Kampung Keladi memang sudah terkenal dengan kampung yang makmur, hampir seluruh penduduknya memiliki penghasilan di atas rata-rata. Hal ini dikarenakan kegigihan dan keuletan para penduduknya dalam bekerja. Akan tetapi, hal tersebut tidak diimbangi kesadaran untuk berbagi. Bukan pelit persoalannya, melainkan kurangnya kepedulian penduduk di sana terhadap lingkungan sekitar akibat terlalu sibuk menimbun kekayaan.

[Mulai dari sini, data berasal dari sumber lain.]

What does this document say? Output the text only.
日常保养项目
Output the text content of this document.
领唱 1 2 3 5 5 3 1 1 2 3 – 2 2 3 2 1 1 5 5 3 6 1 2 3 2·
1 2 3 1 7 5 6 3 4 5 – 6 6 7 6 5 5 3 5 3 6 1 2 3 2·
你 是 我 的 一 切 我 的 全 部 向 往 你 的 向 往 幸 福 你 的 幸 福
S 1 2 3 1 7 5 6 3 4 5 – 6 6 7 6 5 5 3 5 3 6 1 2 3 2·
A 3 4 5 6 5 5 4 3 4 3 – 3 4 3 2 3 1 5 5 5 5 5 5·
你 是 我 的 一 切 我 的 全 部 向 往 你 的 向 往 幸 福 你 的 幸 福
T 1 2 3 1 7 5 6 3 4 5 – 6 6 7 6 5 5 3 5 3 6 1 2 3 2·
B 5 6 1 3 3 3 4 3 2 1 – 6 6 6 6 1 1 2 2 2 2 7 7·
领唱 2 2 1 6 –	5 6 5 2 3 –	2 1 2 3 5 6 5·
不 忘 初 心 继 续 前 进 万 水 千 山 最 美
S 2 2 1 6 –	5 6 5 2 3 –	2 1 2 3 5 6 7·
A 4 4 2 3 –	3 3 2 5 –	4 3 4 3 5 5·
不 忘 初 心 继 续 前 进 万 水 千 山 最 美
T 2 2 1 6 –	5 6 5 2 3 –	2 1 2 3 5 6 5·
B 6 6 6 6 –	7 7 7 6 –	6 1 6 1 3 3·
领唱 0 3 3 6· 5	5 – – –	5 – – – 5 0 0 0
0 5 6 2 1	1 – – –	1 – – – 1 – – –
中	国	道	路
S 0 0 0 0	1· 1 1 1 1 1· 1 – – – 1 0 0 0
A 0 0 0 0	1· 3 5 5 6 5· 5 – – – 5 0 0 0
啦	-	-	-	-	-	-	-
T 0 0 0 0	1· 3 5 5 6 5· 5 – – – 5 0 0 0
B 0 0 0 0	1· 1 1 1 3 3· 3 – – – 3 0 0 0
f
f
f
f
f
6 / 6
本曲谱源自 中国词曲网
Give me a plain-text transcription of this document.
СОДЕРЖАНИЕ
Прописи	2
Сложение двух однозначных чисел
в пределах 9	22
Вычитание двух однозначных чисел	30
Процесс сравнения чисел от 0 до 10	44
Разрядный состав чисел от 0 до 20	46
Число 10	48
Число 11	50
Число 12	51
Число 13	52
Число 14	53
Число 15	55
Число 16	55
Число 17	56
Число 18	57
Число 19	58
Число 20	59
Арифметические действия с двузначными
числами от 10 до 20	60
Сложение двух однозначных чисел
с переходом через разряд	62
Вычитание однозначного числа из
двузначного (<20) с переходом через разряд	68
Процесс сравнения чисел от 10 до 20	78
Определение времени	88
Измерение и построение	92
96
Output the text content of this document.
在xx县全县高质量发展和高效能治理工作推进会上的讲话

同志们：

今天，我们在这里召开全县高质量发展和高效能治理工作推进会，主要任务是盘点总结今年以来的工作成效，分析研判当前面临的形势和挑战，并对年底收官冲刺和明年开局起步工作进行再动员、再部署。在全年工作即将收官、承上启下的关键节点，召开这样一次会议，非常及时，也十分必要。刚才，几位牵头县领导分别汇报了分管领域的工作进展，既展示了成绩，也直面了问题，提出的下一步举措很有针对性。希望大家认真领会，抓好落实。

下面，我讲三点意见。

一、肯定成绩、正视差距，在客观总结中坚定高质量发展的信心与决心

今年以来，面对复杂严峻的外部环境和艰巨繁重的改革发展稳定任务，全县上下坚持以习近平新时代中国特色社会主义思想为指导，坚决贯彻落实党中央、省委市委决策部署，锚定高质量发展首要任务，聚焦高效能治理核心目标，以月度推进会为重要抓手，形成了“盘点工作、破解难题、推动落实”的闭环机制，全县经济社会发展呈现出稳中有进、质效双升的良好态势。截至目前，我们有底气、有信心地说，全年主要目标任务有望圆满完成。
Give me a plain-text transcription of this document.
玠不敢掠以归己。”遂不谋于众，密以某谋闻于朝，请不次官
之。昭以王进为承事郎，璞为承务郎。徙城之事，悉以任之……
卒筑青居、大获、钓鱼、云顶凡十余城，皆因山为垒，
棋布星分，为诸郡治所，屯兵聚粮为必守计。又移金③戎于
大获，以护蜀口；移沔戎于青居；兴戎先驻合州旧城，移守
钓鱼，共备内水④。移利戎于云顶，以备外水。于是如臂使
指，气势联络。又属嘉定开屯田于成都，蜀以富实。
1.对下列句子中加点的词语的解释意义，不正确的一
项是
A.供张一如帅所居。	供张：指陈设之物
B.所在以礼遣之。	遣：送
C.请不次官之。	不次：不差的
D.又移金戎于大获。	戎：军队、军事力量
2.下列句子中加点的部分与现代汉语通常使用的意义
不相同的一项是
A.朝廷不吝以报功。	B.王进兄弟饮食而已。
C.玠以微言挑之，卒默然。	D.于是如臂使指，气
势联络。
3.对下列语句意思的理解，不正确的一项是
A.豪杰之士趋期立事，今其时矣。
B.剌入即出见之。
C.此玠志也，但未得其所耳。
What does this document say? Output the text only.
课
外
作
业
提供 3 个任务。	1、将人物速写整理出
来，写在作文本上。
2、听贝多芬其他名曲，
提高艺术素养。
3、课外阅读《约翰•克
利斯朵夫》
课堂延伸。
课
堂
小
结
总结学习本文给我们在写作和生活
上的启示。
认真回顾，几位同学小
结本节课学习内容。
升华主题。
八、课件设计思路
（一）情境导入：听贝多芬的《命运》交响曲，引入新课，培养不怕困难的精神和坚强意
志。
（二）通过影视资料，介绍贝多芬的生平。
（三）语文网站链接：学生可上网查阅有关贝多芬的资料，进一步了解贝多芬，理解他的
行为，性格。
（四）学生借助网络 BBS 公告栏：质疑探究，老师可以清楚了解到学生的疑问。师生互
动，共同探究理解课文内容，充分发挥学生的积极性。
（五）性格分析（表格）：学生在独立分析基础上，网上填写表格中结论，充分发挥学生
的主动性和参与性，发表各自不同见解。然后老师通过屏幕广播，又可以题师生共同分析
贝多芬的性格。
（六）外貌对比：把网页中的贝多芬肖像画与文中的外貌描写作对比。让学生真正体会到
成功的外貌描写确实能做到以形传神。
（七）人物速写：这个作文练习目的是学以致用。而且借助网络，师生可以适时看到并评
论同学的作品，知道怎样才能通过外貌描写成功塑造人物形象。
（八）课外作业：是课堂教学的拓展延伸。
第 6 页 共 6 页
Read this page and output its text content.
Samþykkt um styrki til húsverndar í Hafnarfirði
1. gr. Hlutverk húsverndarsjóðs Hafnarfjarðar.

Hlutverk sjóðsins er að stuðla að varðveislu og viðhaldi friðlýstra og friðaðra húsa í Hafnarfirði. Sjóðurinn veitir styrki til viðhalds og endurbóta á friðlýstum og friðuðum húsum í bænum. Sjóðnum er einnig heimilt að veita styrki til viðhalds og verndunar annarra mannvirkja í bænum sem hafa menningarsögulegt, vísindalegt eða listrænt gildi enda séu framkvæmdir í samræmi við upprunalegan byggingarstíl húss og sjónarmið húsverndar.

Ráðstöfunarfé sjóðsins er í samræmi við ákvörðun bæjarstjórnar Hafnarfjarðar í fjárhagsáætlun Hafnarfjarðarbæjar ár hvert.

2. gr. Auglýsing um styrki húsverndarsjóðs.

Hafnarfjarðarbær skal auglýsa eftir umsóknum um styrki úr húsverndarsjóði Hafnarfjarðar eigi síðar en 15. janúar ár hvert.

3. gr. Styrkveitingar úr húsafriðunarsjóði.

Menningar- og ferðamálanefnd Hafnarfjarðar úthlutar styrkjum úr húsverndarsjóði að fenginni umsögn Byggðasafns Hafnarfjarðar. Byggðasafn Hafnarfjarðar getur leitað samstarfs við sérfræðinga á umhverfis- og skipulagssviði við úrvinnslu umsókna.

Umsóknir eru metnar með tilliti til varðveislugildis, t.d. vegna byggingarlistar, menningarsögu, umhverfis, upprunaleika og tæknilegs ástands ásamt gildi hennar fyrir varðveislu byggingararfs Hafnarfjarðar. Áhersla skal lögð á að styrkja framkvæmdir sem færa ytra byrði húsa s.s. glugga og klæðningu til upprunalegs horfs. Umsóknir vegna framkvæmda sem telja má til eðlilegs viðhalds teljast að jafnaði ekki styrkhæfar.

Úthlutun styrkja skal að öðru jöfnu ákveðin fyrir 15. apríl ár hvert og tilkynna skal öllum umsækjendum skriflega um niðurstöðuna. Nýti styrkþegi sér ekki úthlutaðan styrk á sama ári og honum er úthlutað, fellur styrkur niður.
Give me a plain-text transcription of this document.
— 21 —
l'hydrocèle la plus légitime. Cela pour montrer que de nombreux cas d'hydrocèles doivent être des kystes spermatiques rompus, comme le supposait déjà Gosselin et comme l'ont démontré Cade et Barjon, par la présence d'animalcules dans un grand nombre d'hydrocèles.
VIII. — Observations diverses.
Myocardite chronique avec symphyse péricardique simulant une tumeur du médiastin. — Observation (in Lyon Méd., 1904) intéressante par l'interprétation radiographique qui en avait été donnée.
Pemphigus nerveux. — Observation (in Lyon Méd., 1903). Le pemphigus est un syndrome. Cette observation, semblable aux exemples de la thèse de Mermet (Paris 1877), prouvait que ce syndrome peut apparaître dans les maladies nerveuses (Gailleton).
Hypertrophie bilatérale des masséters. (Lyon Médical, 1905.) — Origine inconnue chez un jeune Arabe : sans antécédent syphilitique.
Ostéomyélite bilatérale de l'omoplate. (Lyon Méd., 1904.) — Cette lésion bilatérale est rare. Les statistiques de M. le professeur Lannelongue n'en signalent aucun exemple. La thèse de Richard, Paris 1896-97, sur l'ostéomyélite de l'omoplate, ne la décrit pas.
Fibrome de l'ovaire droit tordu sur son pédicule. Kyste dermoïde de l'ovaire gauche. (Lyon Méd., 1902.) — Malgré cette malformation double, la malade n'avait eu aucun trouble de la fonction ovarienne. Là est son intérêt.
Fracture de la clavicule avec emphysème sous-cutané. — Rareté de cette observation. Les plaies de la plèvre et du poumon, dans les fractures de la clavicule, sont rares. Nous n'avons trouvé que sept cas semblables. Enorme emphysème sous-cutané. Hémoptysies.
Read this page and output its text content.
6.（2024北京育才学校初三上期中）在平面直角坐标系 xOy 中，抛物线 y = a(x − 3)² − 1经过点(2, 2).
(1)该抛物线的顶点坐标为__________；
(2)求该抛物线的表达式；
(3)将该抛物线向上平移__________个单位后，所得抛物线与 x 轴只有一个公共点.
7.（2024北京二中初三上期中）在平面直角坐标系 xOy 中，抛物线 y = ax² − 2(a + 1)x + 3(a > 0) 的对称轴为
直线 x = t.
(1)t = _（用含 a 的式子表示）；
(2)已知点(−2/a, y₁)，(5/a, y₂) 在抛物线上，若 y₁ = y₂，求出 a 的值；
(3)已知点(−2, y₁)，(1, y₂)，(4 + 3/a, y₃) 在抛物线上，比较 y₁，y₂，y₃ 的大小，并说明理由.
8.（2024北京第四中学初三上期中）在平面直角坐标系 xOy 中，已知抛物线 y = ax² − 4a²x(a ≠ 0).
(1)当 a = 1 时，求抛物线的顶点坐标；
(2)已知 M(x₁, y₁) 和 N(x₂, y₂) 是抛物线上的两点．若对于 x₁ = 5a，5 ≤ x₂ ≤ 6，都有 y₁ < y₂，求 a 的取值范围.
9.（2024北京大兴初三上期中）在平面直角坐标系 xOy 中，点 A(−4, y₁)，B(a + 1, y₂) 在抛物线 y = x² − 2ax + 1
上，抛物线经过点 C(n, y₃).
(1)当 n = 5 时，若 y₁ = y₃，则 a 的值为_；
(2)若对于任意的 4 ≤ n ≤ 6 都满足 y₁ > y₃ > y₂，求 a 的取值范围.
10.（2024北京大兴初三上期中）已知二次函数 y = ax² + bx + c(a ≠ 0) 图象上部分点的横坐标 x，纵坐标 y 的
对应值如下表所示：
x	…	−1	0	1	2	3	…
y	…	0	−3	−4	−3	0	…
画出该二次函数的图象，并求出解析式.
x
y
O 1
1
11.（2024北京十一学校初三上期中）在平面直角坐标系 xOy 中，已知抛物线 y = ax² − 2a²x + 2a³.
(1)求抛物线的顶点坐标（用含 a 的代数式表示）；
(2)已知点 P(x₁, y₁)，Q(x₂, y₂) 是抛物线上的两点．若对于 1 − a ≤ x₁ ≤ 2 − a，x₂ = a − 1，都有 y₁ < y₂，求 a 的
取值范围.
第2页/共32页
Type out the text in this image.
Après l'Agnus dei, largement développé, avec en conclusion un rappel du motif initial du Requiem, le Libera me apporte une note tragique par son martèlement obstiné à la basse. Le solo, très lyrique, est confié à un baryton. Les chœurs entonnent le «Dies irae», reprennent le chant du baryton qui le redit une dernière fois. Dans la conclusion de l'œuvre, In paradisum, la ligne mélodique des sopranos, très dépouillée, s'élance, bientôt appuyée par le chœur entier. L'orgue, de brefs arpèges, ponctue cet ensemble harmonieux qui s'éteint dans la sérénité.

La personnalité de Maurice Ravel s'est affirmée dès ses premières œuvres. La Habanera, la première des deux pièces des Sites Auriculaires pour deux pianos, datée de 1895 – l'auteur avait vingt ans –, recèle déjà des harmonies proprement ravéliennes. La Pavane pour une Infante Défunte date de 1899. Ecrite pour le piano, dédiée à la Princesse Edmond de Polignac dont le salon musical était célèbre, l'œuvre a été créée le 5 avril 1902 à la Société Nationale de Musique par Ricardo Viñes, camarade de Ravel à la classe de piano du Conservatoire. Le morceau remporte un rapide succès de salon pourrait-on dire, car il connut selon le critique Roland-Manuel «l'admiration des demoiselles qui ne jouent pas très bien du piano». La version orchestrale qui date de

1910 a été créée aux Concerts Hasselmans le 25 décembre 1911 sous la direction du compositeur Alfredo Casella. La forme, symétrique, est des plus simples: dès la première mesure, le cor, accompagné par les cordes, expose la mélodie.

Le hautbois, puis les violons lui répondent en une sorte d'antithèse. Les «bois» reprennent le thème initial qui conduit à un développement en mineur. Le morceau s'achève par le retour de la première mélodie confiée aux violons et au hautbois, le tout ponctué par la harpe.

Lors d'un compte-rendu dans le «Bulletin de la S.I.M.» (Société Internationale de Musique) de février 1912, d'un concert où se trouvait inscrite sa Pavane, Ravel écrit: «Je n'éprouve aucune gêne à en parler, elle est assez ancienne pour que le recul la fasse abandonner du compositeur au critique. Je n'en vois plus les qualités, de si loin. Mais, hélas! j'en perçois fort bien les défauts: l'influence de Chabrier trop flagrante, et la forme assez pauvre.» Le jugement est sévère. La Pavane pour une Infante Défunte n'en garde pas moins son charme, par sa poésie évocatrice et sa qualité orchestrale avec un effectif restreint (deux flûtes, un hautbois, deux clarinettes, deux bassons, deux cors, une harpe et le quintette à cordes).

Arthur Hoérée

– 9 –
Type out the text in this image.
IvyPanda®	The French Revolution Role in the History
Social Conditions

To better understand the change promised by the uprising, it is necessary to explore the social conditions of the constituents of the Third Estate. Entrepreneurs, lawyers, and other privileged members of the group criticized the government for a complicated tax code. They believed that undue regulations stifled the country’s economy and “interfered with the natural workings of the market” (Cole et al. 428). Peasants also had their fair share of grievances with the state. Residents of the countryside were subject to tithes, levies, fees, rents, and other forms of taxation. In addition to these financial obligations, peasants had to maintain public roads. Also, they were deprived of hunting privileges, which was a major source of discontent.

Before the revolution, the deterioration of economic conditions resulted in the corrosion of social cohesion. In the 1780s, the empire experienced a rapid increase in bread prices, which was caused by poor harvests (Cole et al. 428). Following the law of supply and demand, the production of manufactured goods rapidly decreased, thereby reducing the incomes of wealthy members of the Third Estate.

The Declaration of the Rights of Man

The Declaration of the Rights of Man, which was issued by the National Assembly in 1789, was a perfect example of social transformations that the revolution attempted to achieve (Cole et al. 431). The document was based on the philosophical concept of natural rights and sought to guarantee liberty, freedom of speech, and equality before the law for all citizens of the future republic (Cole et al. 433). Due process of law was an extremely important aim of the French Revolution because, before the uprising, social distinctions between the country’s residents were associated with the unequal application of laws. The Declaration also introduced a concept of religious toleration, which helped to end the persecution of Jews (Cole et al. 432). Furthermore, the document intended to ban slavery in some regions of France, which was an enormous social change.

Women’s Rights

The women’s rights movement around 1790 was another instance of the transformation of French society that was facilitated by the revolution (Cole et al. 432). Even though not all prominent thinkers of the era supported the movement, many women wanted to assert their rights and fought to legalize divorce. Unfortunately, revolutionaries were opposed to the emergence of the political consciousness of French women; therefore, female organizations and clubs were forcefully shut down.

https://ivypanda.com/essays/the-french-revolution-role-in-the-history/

Sudah tiga hari ini seorang bocah menjadi pembicaraan di kampung Keladi. Ia seringkali mondar-mandir keliling kampung. Kerjanya hanyalah menggoda anak-anak sebayanya, menggoda anak-anak remaja di atasnya, dan bahkan orang-orang tua. Hal ini bagi orang kampung sungguh menyebalkan. Yah, bagaimana tidak menyebalkan, anak itu menggoda dengan berjalan ke sana kemari sambil tangan kanannya memegang bakso tusuk yang terlihat menggiurkan dan membuat siapapun yang melihatnya ingin segera melahapnya. Sementara tangan kirinya memegang es kelapa, lengkap dengan tetesan air dan butiran-butiran es yang melekat, membuat orang menegukkan air ludah berkali-kali.
Pemandangan tersebut menjadi hal biasa bila orang-orang kampung melihatnya bukan pada bulan puasa. Tetapi ini justru terjadi ditengah hari pada bulan puasa. Bulan ketika banyak orang sedang menahan lapar dan haus. Es kelapa dan bakso tusuk itu tentu membuat mereka yang berpuasa menelan ludah dalam-dalam. Keadaan ini diperparah dengan matahari yang entah kebetulan atau tidak, bersinar lebih terik dari biasanya semenjak bocah itu muncul.
Mahdi mendapat laporan dari orang-orang kampung mengenai bocah itu. Mereka tidak berani melarang bocah kecil itu agar tidak lagi menyodor-nyodorkan dan memperagakan dengan nikmatnya, bagaimana Ia mencicipi es kelapa dan bakso tusuk tersebut dihadapan warga yang sedang berpuasa.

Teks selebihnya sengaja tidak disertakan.